Say that you want to promote a new product. If you tell your staff that you want them to promote something, that’s an example of communication. 

But you don’t actually want your staff to promote that product. What you want is a communication plan, a revenue- or lead-generating goal, and a time-bound estimate of what steps will happen next. 

In other words, your request was not effectively communicated. Of course, if you’re working with long-term connections that understand you and the industry, you may not need to break it down into individual steps. 

But if you want business success, it’s crucial to be clear on what you’re asking for. Sometimes, leaders make requests based on their instincts, or because it’s “what we’ve always done.” 

This can lead to low employee production, tangled staff communication, and ineffective outcomes. It’s important to leverage effective communication as a method of assessing your goals. 

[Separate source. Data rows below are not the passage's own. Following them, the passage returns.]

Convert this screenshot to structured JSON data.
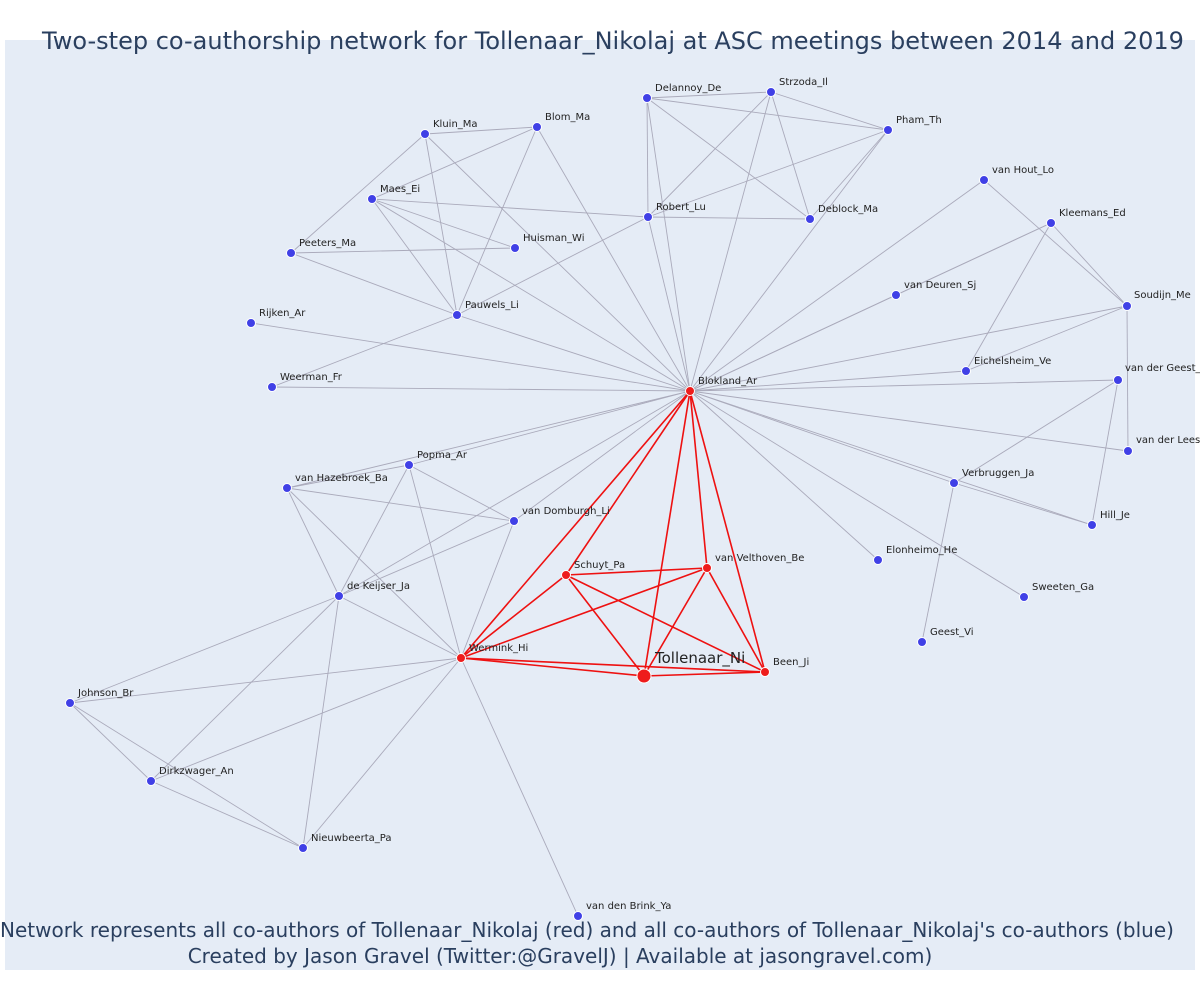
{
  "title": "Two-step co-authorship network for Tollenaar_Nikolaj at ASC meetings between 2014 and 2019",
  "footer": {
    "line1": "Network represents all co-authors of Tollenaar_Nikolaj (red) and all co-authors of Tollenaar_Nikolaj's co-authors (blue)",
    "line2": "Created by Jason Gravel (Twitter:@GravelJ) | Available at jasongravel.com)"
  },
  "colors": {
    "background": "#e5ecf6",
    "blue_node": "#4040e6",
    "red_node": "#ee1c1c",
    "grey_edge": "#aaaabb",
    "red_edge": "#ee1111",
    "text": "#2a3f5f"
  },
  "chart_data": {
    "type": "network",
    "focal": "Tollenaar_Ni",
    "nodes": [
      {
        "id": "Tollenaar_Ni",
        "group": "focal"
      },
      {
        "id": "Blokland_Ar",
        "group": "coauthor"
      },
      {
        "id": "Schuyt_Pa",
        "group": "coauthor"
      },
      {
        "id": "van Velthoven_Be",
        "group": "coauthor"
      },
      {
        "id": "Wermink_Hi",
        "group": "coauthor"
      },
      {
        "id": "Been_Ji",
        "group": "coauthor"
      },
      {
        "id": "Delannoy_De",
        "group": "second"
      },
      {
        "id": "Strzoda_Il",
        "group": "second"
      },
      {
        "id": "Pham_Th",
        "group": "second"
      },
      {
        "id": "Kluin_Ma",
        "group": "second"
      },
      {
        "id": "Blom_Ma",
        "group": "second"
      },
      {
        "id": "Maes_Ei",
        "group": "second"
      },
      {
        "id": "Robert_Lu",
        "group": "second"
      },
      {
        "id": "Deblock_Ma",
        "group": "second"
      },
      {
        "id": "van Hout_Lo",
        "group": "second"
      },
      {
        "id": "Kleemans_Ed",
        "group": "second"
      },
      {
        "id": "Peeters_Ma",
        "group": "second"
      },
      {
        "id": "Huisman_Wi",
        "group": "second"
      },
      {
        "id": "van Deuren_Sj",
        "group": "second"
      },
      {
        "id": "Soudijn_Me",
        "group": "second"
      },
      {
        "id": "Pauwels_Li",
        "group": "second"
      },
      {
        "id": "Rijken_Ar",
        "group": "second"
      },
      {
        "id": "Eichelsheim_Ve",
        "group": "second"
      },
      {
        "id": "van der Geest_",
        "group": "second"
      },
      {
        "id": "Weerman_Fr",
        "group": "second"
      },
      {
        "id": "van der Lees",
        "group": "second"
      },
      {
        "id": "Popma_Ar",
        "group": "second"
      },
      {
        "id": "van Hazebroek_Ba",
        "group": "second"
      },
      {
        "id": "Verbruggen_Ja",
        "group": "second"
      },
      {
        "id": "van Domburgh_Li",
        "group": "second"
      },
      {
        "id": "Hill_Je",
        "group": "second"
      },
      {
        "id": "Elonheimo_He",
        "group": "second"
      },
      {
        "id": "de Keijser_Ja",
        "group": "second"
      },
      {
        "id": "Sweeten_Ga",
        "group": "second"
      },
      {
        "id": "Geest_Vi",
        "group": "second"
      },
      {
        "id": "Johnson_Br",
        "group": "second"
      },
      {
        "id": "Dirkzwager_An",
        "group": "second"
      },
      {
        "id": "Nieuwbeerta_Pa",
        "group": "second"
      },
      {
        "id": "van den Brink_Ya",
        "group": "second"
      }
    ],
    "edges": [
      [
        "Blokland_Ar",
        "Schuyt_Pa",
        "red"
      ],
      [
        "Blokland_Ar",
        "Wermink_Hi",
        "red"
      ],
      [
        "Blokland_Ar",
        "Tollenaar_Ni",
        "red"
      ],
      [
        "Blokland_Ar",
        "Been_Ji",
        "red"
      ],
      [
        "Blokland_Ar",
        "van Velthoven_Be",
        "red"
      ],
      [
        "Schuyt_Pa",
        "van Velthoven_Be",
        "red"
      ],
      [
        "Schuyt_Pa",
        "Wermink_Hi",
        "red"
      ],
      [
        "Schuyt_Pa",
        "Tollenaar_Ni",
        "red"
      ],
      [
        "Schuyt_Pa",
        "Been_Ji",
        "red"
      ],
      [
        "van Velthoven_Be",
        "Wermink_Hi",
        "red"
      ],
      [
        "van Velthoven_Be",
        "Tollenaar_Ni",
        "red"
      ],
      [
        "van Velthoven_Be",
        "Been_Ji",
        "red"
      ],
      [
        "Wermink_Hi",
        "Tollenaar_Ni",
        "red"
      ],
      [
        "Wermink_Hi",
        "Been_Ji",
        "red"
      ],
      [
        "Tollenaar_Ni",
        "Been_Ji",
        "red"
      ],
      [
        "Blokland_Ar",
        "Delannoy_De",
        "grey"
      ],
      [
        "Blokland_Ar",
        "Strzoda_Il",
        "grey"
      ],
      [
        "Blokland_Ar",
        "Pham_Th",
        "grey"
      ],
      [
        "Blokland_Ar",
        "Kluin_Ma",
        "grey"
      ],
      [
        "Blokland_Ar",
        "Blom_Ma",
        "grey"
      ],
      [
        "Blokland_Ar",
        "Maes_Ei",
        "grey"
      ],
      [
        "Blokland_Ar",
        "Robert_Lu",
        "grey"
      ],
      [
        "Blokland_Ar",
        "van Hout_Lo",
        "grey"
      ],
      [
        "Blokland_Ar",
        "Kleemans_Ed",
        "grey"
      ],
      [
        "Blokland_Ar",
        "van Deuren_Sj",
        "grey"
      ],
      [
        "Blokland_Ar",
        "Soudijn_Me",
        "grey"
      ],
      [
        "Blokland_Ar",
        "Pauwels_Li",
        "grey"
      ],
      [
        "Blokland_Ar",
        "Rijken_Ar",
        "grey"
      ],
      [
        "Blokland_Ar",
        "Eichelsheim_Ve",
        "grey"
      ],
      [
        "Blokland_Ar",
        "van der Geest_",
        "grey"
      ],
      [
        "Blokland_Ar",
        "Weerman_Fr",
        "grey"
      ],
      [
        "Blokland_Ar",
        "van der Lees",
        "grey"
      ],
      [
        "Blokland_Ar",
        "Popma_Ar",
        "grey"
      ],
      [
        "Blokland_Ar",
        "van Hazebroek_Ba",
        "grey"
      ],
      [
        "Blokland_Ar",
        "Verbruggen_Ja",
        "grey"
      ],
      [
        "Blokland_Ar",
        "van Domburgh_Li",
        "grey"
      ],
      [
        "Blokland_Ar",
        "Hill_Je",
        "grey"
      ],
      [
        "Blokland_Ar",
        "Elonheimo_He",
        "grey"
      ],
      [
        "Blokland_Ar",
        "de Keijser_Ja",
        "grey"
      ],
      [
        "Blokland_Ar",
        "Sweeten_Ga",
        "grey"
      ],
      [
        "Delannoy_De",
        "Strzoda_Il",
        "grey"
      ],
      [
        "Delannoy_De",
        "Pham_Th",
        "grey"
      ],
      [
        "Delannoy_De",
        "Robert_Lu",
        "grey"
      ],
      [
        "Delannoy_De",
        "Deblock_Ma",
        "grey"
      ],
      [
        "Strzoda_Il",
        "Pham_Th",
        "grey"
      ],
      [
        "Strzoda_Il",
        "Robert_Lu",
        "grey"
      ],
      [
        "Strzoda_Il",
        "Deblock_Ma",
        "grey"
      ],
      [
        "Pham_Th",
        "Robert_Lu",
        "grey"
      ],
      [
        "Pham_Th",
        "Deblock_Ma",
        "grey"
      ],
      [
        "Robert_Lu",
        "Deblock_Ma",
        "grey"
      ],
      [
        "Robert_Lu",
        "Maes_Ei",
        "grey"
      ],
      [
        "Robert_Lu",
        "Pauwels_Li",
        "grey"
      ],
      [
        "Kluin_Ma",
        "Blom_Ma",
        "grey"
      ],
      [
        "Kluin_Ma",
        "Peeters_Ma",
        "grey"
      ],
      [
        "Kluin_Ma",
        "Pauwels_Li",
        "grey"
      ],
      [
        "Blom_Ma",
        "Maes_Ei",
        "grey"
      ],
      [
        "Blom_Ma",
        "Pauwels_Li",
        "grey"
      ],
      [
        "Maes_Ei",
        "Pauwels_Li",
        "grey"
      ],
      [
        "Maes_Ei",
        "Huisman_Wi",
        "grey"
      ],
      [
        "Peeters_Ma",
        "Huisman_Wi",
        "grey"
      ],
      [
        "Peeters_Ma",
        "Pauwels_Li",
        "grey"
      ],
      [
        "Pauwels_Li",
        "Weerman_Fr",
        "grey"
      ],
      [
        "van Hout_Lo",
        "Soudijn_Me",
        "grey"
      ],
      [
        "Kleemans_Ed",
        "Soudijn_Me",
        "grey"
      ],
      [
        "Kleemans_Ed",
        "Eichelsheim_Ve",
        "grey"
      ],
      [
        "Kleemans_Ed",
        "van Deuren_Sj",
        "grey"
      ],
      [
        "Soudijn_Me",
        "Eichelsheim_Ve",
        "grey"
      ],
      [
        "Soudijn_Me",
        "van der Lees",
        "grey"
      ],
      [
        "van der Geest_",
        "Verbruggen_Ja",
        "grey"
      ],
      [
        "van der Geest_",
        "Hill_Je",
        "grey"
      ],
      [
        "Verbruggen_Ja",
        "Hill_Je",
        "grey"
      ],
      [
        "Verbruggen_Ja",
        "Geest_Vi",
        "grey"
      ],
      [
        "Popma_Ar",
        "van Hazebroek_Ba",
        "grey"
      ],
      [
        "Popma_Ar",
        "van Domburgh_Li",
        "grey"
      ],
      [
        "Popma_Ar",
        "de Keijser_Ja",
        "grey"
      ],
      [
        "Popma_Ar",
        "Wermink_Hi",
        "grey"
      ],
      [
        "van Hazebroek_Ba",
        "van Domburgh_Li",
        "grey"
      ],
      [
        "van Hazebroek_Ba",
        "de Keijser_Ja",
        "grey"
      ],
      [
        "van Hazebroek_Ba",
        "Wermink_Hi",
        "grey"
      ],
      [
        "van Domburgh_Li",
        "de Keijser_Ja",
        "grey"
      ],
      [
        "van Domburgh_Li",
        "Wermink_Hi",
        "grey"
      ],
      [
        "de Keijser_Ja",
        "Wermink_Hi",
        "grey"
      ],
      [
        "de Keijser_Ja",
        "Johnson_Br",
        "grey"
      ],
      [
        "de Keijser_Ja",
        "Dirkzwager_An",
        "grey"
      ],
      [
        "de Keijser_Ja",
        "Nieuwbeerta_Pa",
        "grey"
      ],
      [
        "Wermink_Hi",
        "Johnson_Br",
        "grey"
      ],
      [
        "Wermink_Hi",
        "Dirkzwager_An",
        "grey"
      ],
      [
        "Wermink_Hi",
        "Nieuwbeerta_Pa",
        "grey"
      ],
      [
        "Wermink_Hi",
        "van den Brink_Ya",
        "grey"
      ],
      [
        "Johnson_Br",
        "Dirkzwager_An",
        "grey"
      ],
      [
        "Johnson_Br",
        "Nieuwbeerta_Pa",
        "grey"
      ],
      [
        "Dirkzwager_An",
        "Nieuwbeerta_Pa",
        "grey"
      ]
    ]
  }
}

Is this particular goal driving the business forward in a real way? If not, why are you and your staff doing it in the first place?

Many leaders recommend putting the outcome first. In other words, when you’re drafting an instructional email, the end goal should feature in the first sentence. 

That way, recipients of your communications process the rest of the information with the goal in mind. Think of it like running a marathon. Information on the race route, times, and location are all processed with the end goal in mind: running a marathon. 

Clarification Is King 

Everyone approaches clear communication differently. Communication is informed by upbringing, cultural associations, social experiences, language nuances, sarcasm, humor, education, geographic location, and so much more. 

What’s ‘obvious’ to you is not obvious to someone else. It may be obvious if someone shared your exact personal, professional, and educational experiences, but that is impossible.

That’s why it’s important to embrace two hallmarks of effective communication: listening and mirroring. Hear what people are actually saying: when they present, when you take notes when you engage in a two-way conversation. 

Then, clarify by mirroring what they just said. If someone says “we need an email campaign for the month of this product launch”, reply with “so, you’re thinking that we should do a five-email over the course of a month that mirrors the five main product benefits?”

This gives the other person time to process what the impression is. Then, they can alter that impression until both people are on the same page. This leads to true business success.

Nailing Effective Business Communication

Clear business communication is a hallmark of success. As a strong leader, maximizing the effectiveness of your communication will boost revenue, staff connections, and business reputation.